China's Rate Tightening Threatens Copper
Source: Financial Times, Jack Farchy (4/6/11)
"Some of the world's biggest copper miners are warning of lower prices for up to a year on China's moves to curb inflation."
Diego Hernández, chief executive of Codelco, the Chilean state-owned copper giant that is the world's top miner of the red metal, told the Financial Times that China was a "worry" in the short term because of the government's measures to cool the economy and the high level of copper inventories in the country.
China, the world's largest copper consumer accounting for 40% of global demand, has been largely absent from the copper market for months as a combination of high prices and tightening credit conditions forced manufacturers to cut back on purchases.

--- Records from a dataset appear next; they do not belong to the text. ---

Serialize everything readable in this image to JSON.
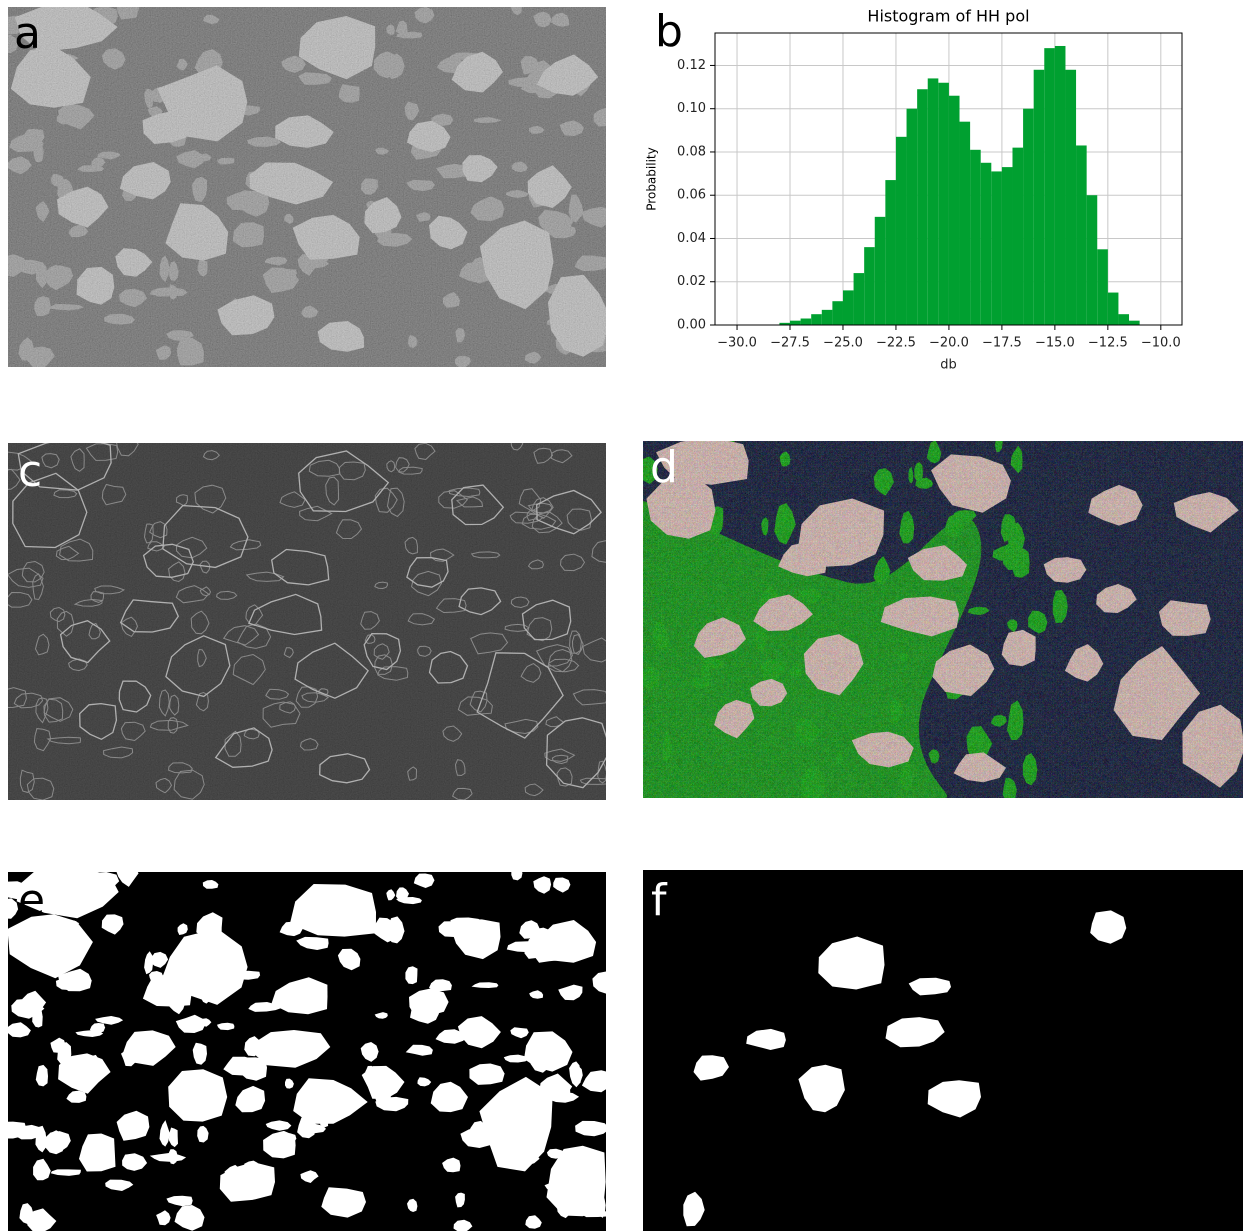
{
  "panel_labels": [
    "a",
    "b",
    "c",
    "d",
    "e",
    "f"
  ],
  "chart_data": {
    "type": "histogram",
    "title": "Histogram of HH pol",
    "x_label": "db",
    "y_label": "Probability",
    "color": "#00a030",
    "grid": true,
    "bins": [
      -28,
      -27.5,
      -27,
      -26.5,
      -26,
      -25.5,
      -25,
      -24.5,
      -24,
      -23.5,
      -23,
      -22.5,
      -22,
      -21.5,
      -21,
      -20.5,
      -20,
      -19.5,
      -19,
      -18.5,
      -18,
      -17.5,
      -17,
      -16.5,
      -16,
      -15.5,
      -15,
      -14.5,
      -14,
      -13.5,
      -13,
      -12.5,
      -12,
      -11.5,
      -11
    ],
    "values": [
      0.001,
      0.002,
      0.003,
      0.005,
      0.007,
      0.011,
      0.016,
      0.024,
      0.036,
      0.05,
      0.067,
      0.087,
      0.1,
      0.109,
      0.114,
      0.112,
      0.106,
      0.094,
      0.081,
      0.075,
      0.071,
      0.073,
      0.082,
      0.1,
      0.118,
      0.128,
      0.129,
      0.118,
      0.083,
      0.06,
      0.035,
      0.015,
      0.005,
      0.002
    ],
    "xlim": [
      -31.04,
      -9.0
    ],
    "ylim": [
      0,
      0.135
    ],
    "xticks": [
      {
        "value": -30,
        "label": "−30.0"
      },
      {
        "value": -27.5,
        "label": "−27.5"
      },
      {
        "value": -25,
        "label": "−25.0"
      },
      {
        "value": -22.5,
        "label": "−22.5"
      },
      {
        "value": -20,
        "label": "−20.0"
      },
      {
        "value": -17.5,
        "label": "−17.5"
      },
      {
        "value": -15,
        "label": "−15.0"
      },
      {
        "value": -12.5,
        "label": "−12.5"
      },
      {
        "value": -10,
        "label": "−10.0"
      }
    ],
    "yticks": [
      {
        "value": 0,
        "label": "0.00"
      },
      {
        "value": 0.02,
        "label": "0.02"
      },
      {
        "value": 0.04,
        "label": "0.04"
      },
      {
        "value": 0.06,
        "label": "0.06"
      },
      {
        "value": 0.08,
        "label": "0.08"
      },
      {
        "value": 0.1,
        "label": "0.10"
      },
      {
        "value": 0.12,
        "label": "0.12"
      }
    ]
  }
}
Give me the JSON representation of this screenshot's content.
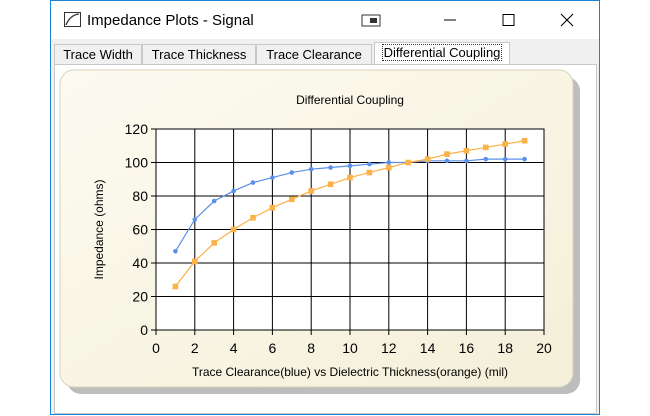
{
  "window": {
    "title": "Impedance Plots - Signal",
    "border_color": "#1883d7"
  },
  "tabs": [
    {
      "label": "Trace Width",
      "active": false
    },
    {
      "label": "Trace Thickness",
      "active": false
    },
    {
      "label": "Trace Clearance",
      "active": false
    },
    {
      "label": "Differential Coupling",
      "active": true
    }
  ],
  "chart_data": {
    "type": "line",
    "title": "Differential Coupling",
    "xlabel": "Trace Clearance(blue) vs Dielectric Thickness(orange)  (mil)",
    "ylabel": "Impedance (ohms)",
    "xlim": [
      0,
      20
    ],
    "ylim": [
      0,
      120
    ],
    "x_ticks": [
      0,
      2,
      4,
      6,
      8,
      10,
      12,
      14,
      16,
      18,
      20
    ],
    "y_ticks": [
      0,
      20,
      40,
      60,
      80,
      100,
      120
    ],
    "grid": true,
    "x": [
      1,
      2,
      3,
      4,
      5,
      6,
      7,
      8,
      9,
      10,
      11,
      12,
      13,
      14,
      15,
      16,
      17,
      18,
      19
    ],
    "series": [
      {
        "color": "#5b8fe8",
        "values": [
          47,
          66,
          77,
          83,
          88,
          91,
          94,
          96,
          97,
          98,
          99,
          100,
          100,
          101,
          101,
          101,
          102,
          102,
          102
        ]
      },
      {
        "color": "#fbb248",
        "values": [
          26,
          41,
          52,
          60,
          67,
          73,
          78,
          83,
          87,
          91,
          94,
          97,
          100,
          102,
          105,
          107,
          109,
          111,
          113
        ]
      }
    ],
    "plot_background": "#ffffff",
    "panel_background": "#f9f6e8"
  }
}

In the latest move to combat high inflation, China's central bank on Tuesday raised benchmark interest rates for the fourth time in five months.
"Three or four months ago our figures showed that the market, because of China, would be very tight in 2011 and 2012," Mr Hernández said. "The concern now is that in the short term we could have some volatility in the price."
His comments, pointing to a short-term correction in the copper price, encapsulated a mood of caution and confusion over the outlook for copper at Cesco week, the annual industry gathering in Santiago.
The red metal shot to a record high of $10,190 a tonne in February, buoyed by unbridled enthusiasm from investors, but since then has slipped 8%.